Since, as we require at least $ 4 $ bowlers. Therefore, different cases will be formed. Which are as follows:
Case (i)
In this case we choose $ 4\,\,bowlers,\,1\,wicketkeeper\,\,and\,\,6\,\,batsman $ out of $ 6\,\,bowlers,\,\,3\,\,wicketkeepers\,\,and\,\,13\,\,batsman $ . This can be done as:

 $\Rightarrow {^6}{C_4}{ \times ^3}{C_1}{ \times ^{13}}{C_6} $
\[
   = \dfrac{{6!}}{{4!2!}} \times \dfrac{{3!}}{{2!1!}} \times \dfrac{{13!}}{{6!7!}} \\
   = \dfrac{{6 \times 5 \times 4!}}{{4! \times 2 \times 1}} \times \dfrac{{3 \times 2!}}{{2!}} \times \dfrac{{13 \times 12 \times 11 \times 10 \times 9 \times 8 \times 7!}}{{6 \times 5 \times 4 \times 3 \times 2 \times 1 \times 7!}} \\
   = 15 \times 3 \times 1716 \\
   = 77220 \\
 \]

Case (ii) .
In this case we choose $ 5\,\,bowlers,\,1\,wicketkeeper\,\,and\,\,5\,\,batsman $ out of $ 6\,\,bowlers,\,\,3\,\,wicketkeepers\,\,and\,\,13\,\,batsman $ . This can be done as:
 $\Rightarrow {^6}{C_5}{ \times ^3}{C_1}{ \times ^{13}}{C_5} $
 $
   = \dfrac{{6!}}{{5!1!}} \times \dfrac{{3!}}{{1! \times 2!}} \times \dfrac{{13!}}{{5!8!}} \\
   = \dfrac{{6 \times 5!}}{{5!}} \times \dfrac{{3 \times 2!}}{{2!}} \times \dfrac{{13 \times 12 \times 11 \times 10 \times 9 \times 8!}}{{8! \times 5 \times 4 \times 3 \times 2 \times 1}} \\
   = 6 \times 3 \times 1287 \\
   = 23166 \\
  $
Case (iii)
In this case we choose $ 6\,\,bowlers,\,1\,wicketkeeper\,\,and\,\,4\,\,batsman $ out of $ 6\,\,bowlers,\,\,3\,\,wicketkeepers\,\,and\,\,13\,\,batsman $ . This can be done as:
 $\Rightarrow {^6}{C_6}{ \times ^3}{C_1}{ \times ^{13}}{C_4} $
 $
   = \dfrac{{6!}}{{6!0!}} \times \dfrac{{3!}}{{2!1!}} \times \dfrac{{13!}}{{4!9!}} \\
   = 1 \times \dfrac{{3 \times 2!}}{{2!}} \times \dfrac{{13 \times 12 \times 11 \times 10 \times 9!}}{{4 \times 3 \times 2 \times 1 \times 9!}} \\
   = 1 \times 3 \times 715 \\
   = 2145 \;
  $
Hence, from above we that total ways of selecting a wicketkeeper and at least four bowlers from given twenty two players are = $ 77220 + 23166 + 2145 $
 $ = 102531\,\,ways $

Note: If there are more players available but less required.
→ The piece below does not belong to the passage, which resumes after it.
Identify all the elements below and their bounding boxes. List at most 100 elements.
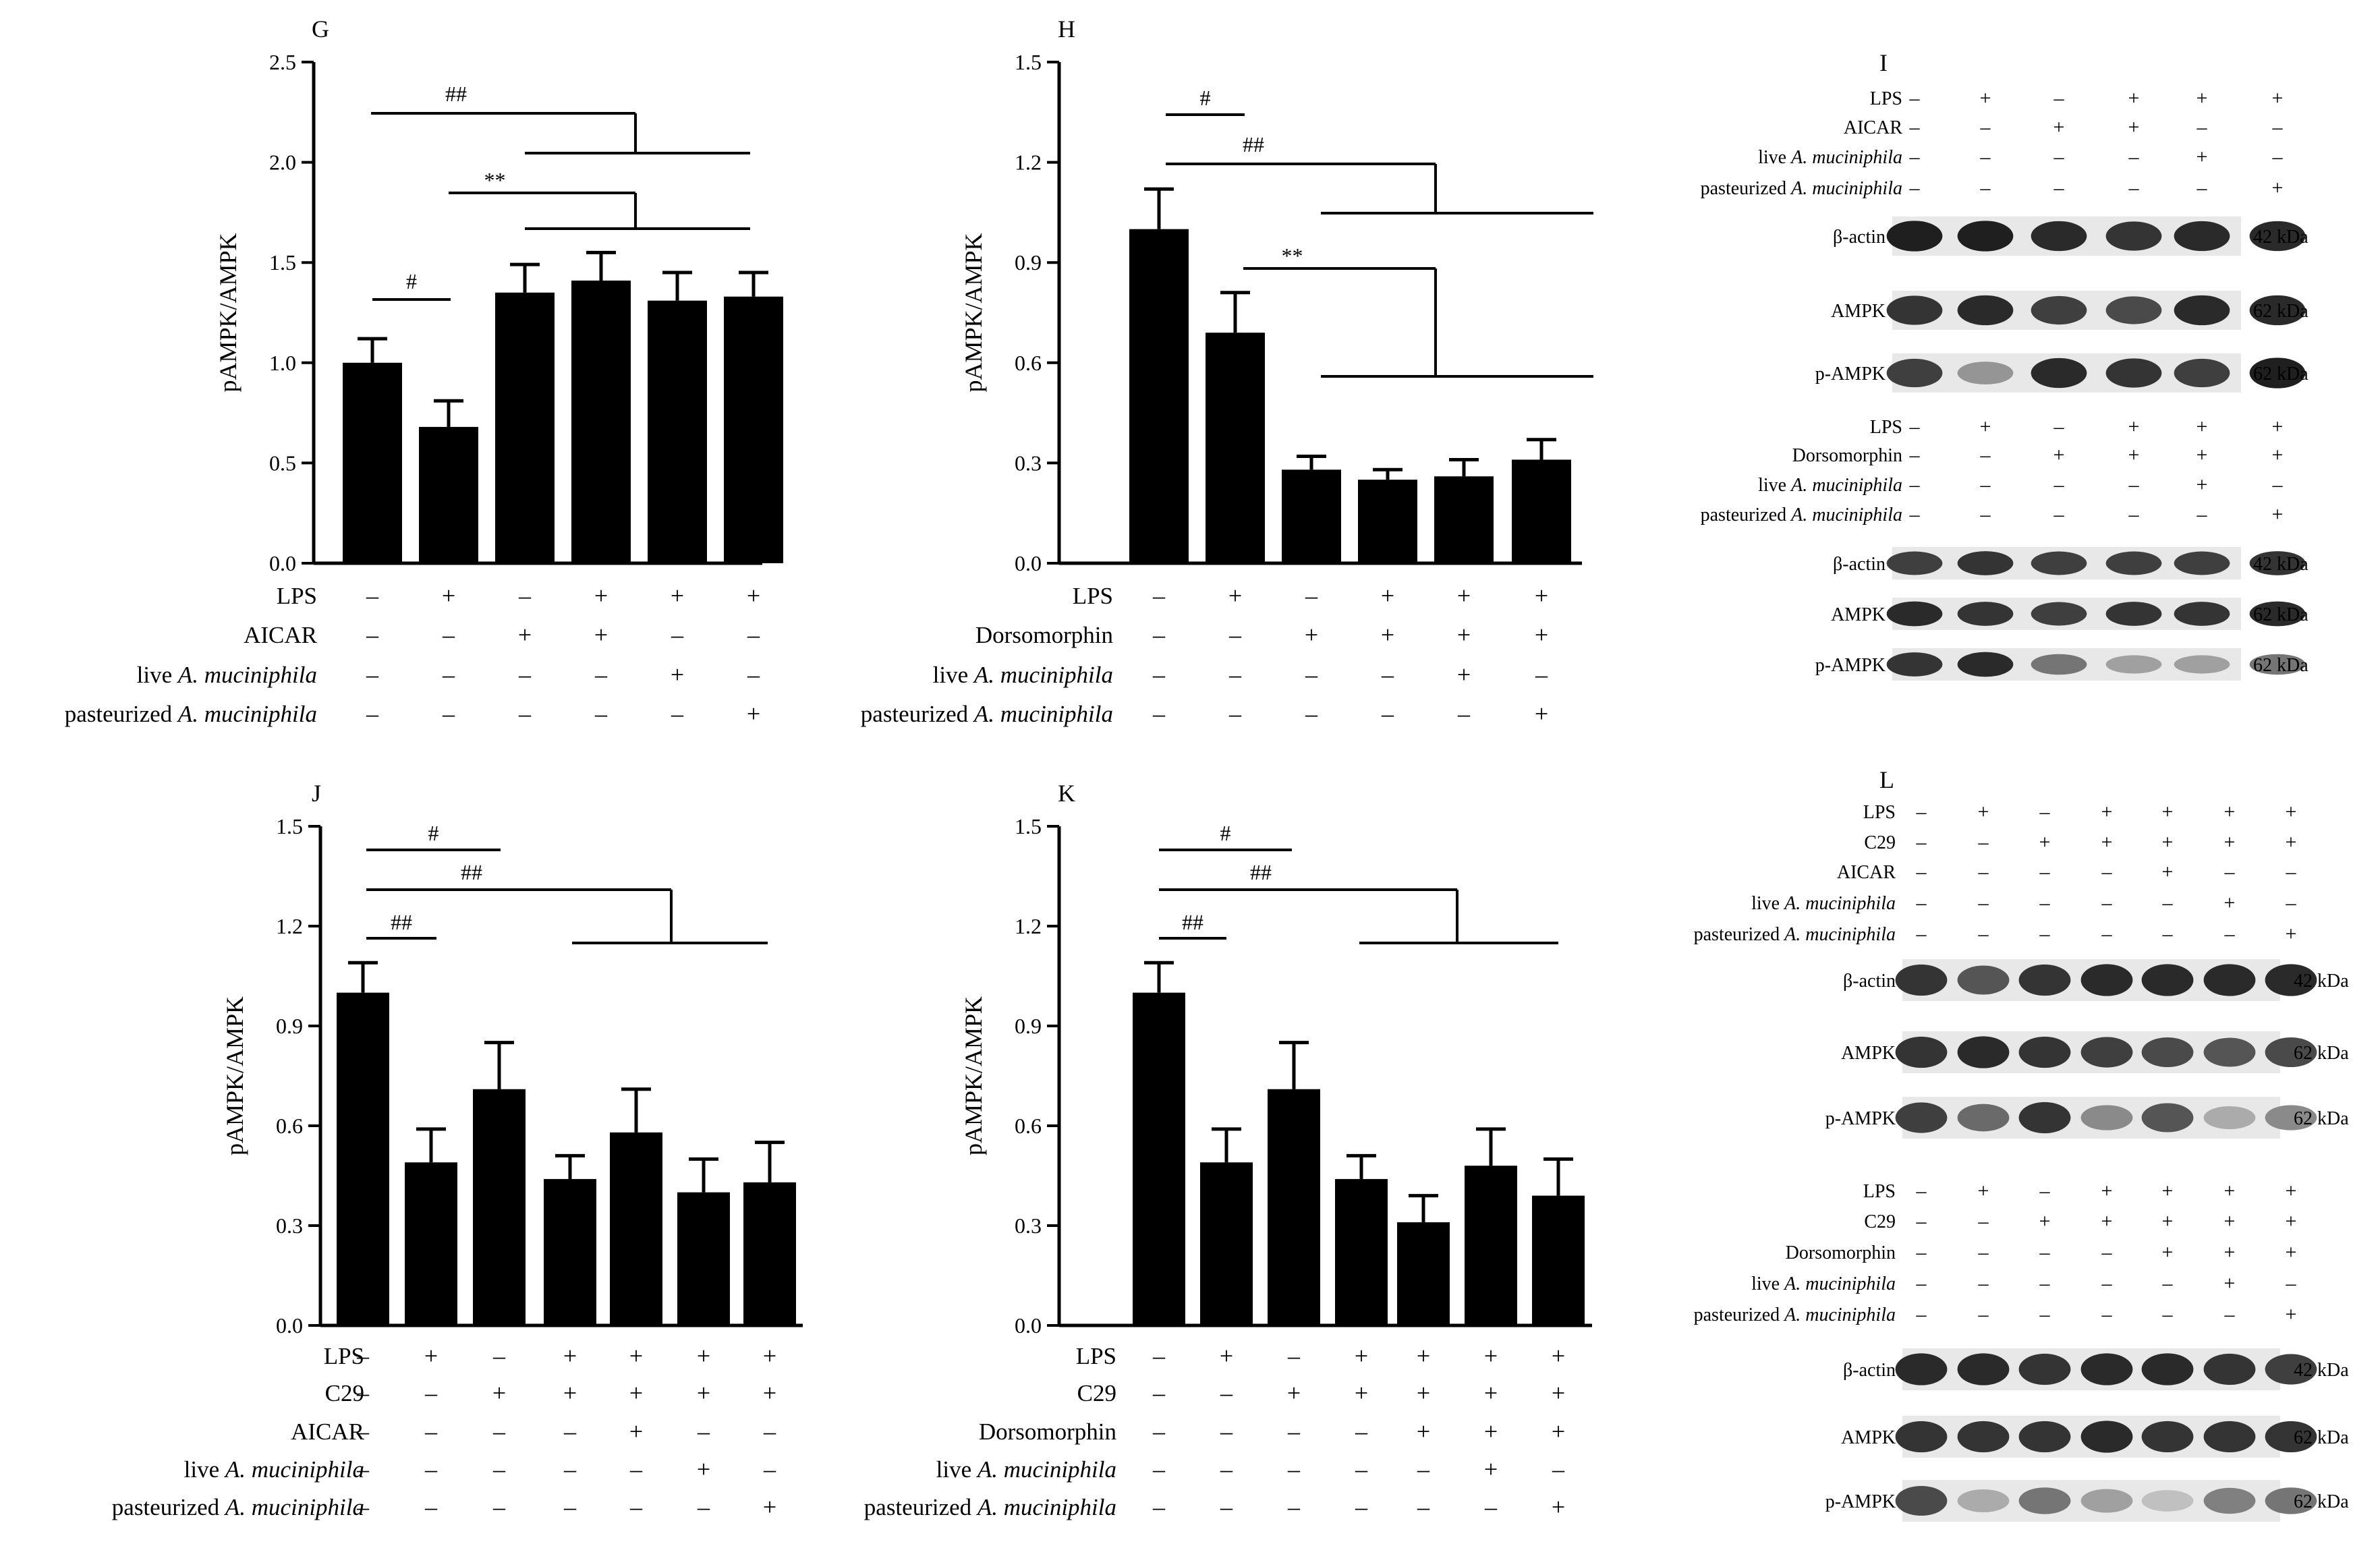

So, we apply the concept of combination instead for permutation. Also, if there is a word at least and at most in problem. Then we have to make different cases as per given condition and then finding their sum after solving different cases formed as per or at least or at most gives out the required solution of the given problem.